Priscilla Askar 3L Obtains Post-Bar Clerkship with Attorney General’s Office
May 1, 2015
Priscilla Askar 3L has accepted a prestigious two-year post-bar judicial clerkship at the Immigration Court of Los Angeles through the Attorney General’s Honors Program. The Department of Justice (DOJ) Honors Program is the largest and most prestigious federal entry-level attorney hiring program of its kind and eligibility is generally limited to graduating law students and recent law school graduates. Priscilla is one of 213 individuals who will join the DOJ through the Attorney General’s Honors Program this year, selected from a highly competitive candidate pool of approximately 3,000 applicants.
This opportunity came on the heels of her previous summer internship with the Department of Justice Executive Office for Immigration Review in Los Angeles, through its Summer Law Internship Program (SLIP), where she researched and drafted court orders and memoranda on pending motions including: asylum, withholding of removal, protection under the Convention Against Torture, and cancellation of removal. Askar says she gained valuable exposure to court procedures and effective advocacy strategies. “This experience gave me a lot of insight regarding immigration law cases because I really got to delve into a case and see the case from both sides.”
Askar came to TJSL with a desire to work in public service in the field of immigration law and ambitiously sought out opportunities for experience by attending events and career panels. “I learned about the SLIP program during an attorney panel held by TJSL’s Immigration Law Society during my 1L year and I marked my calendar for the program’s next deadline.” Application deadlines for government internships and the Attorney General’s Honors Program can be completed almost one-year or more in advance and are found in the University of Arizona’s Government Honors and Internship Handbook on Symplicity. Reminders of deadlines are emailed weekly to students by the Thomas Jefferson Career Services Office.
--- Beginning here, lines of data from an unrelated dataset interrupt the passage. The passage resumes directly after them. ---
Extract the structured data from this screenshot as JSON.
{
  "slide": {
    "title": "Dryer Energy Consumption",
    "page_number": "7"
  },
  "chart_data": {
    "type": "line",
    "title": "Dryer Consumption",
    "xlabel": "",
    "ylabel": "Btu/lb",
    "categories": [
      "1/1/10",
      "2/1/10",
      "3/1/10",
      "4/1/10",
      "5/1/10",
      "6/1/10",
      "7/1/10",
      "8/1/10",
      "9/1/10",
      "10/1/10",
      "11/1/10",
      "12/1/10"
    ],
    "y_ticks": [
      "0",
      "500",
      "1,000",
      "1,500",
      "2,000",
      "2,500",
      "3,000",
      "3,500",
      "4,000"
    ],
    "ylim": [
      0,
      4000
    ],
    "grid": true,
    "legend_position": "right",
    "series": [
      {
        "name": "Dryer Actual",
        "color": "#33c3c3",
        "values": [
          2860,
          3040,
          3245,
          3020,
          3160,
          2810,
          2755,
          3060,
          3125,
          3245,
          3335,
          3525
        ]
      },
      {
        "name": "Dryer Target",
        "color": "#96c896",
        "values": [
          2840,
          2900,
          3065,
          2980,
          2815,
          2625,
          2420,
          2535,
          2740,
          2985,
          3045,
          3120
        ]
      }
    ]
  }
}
A strong desire and commitment to immigration law throughout law school has brought Askar to where she is today. She began gaining experience early in law school by interning at the Casa Cornelia Law Center in her 2L year helping immigrant victims of serious crimes obtain visas. She is looking forward to carrying her previous internship experiences into her law career. “I am excited to develop an expertise in immigration law that will help me become a better advocate for people I will help in the future. I am also happy that I will be close to my family again in Los Angeles.”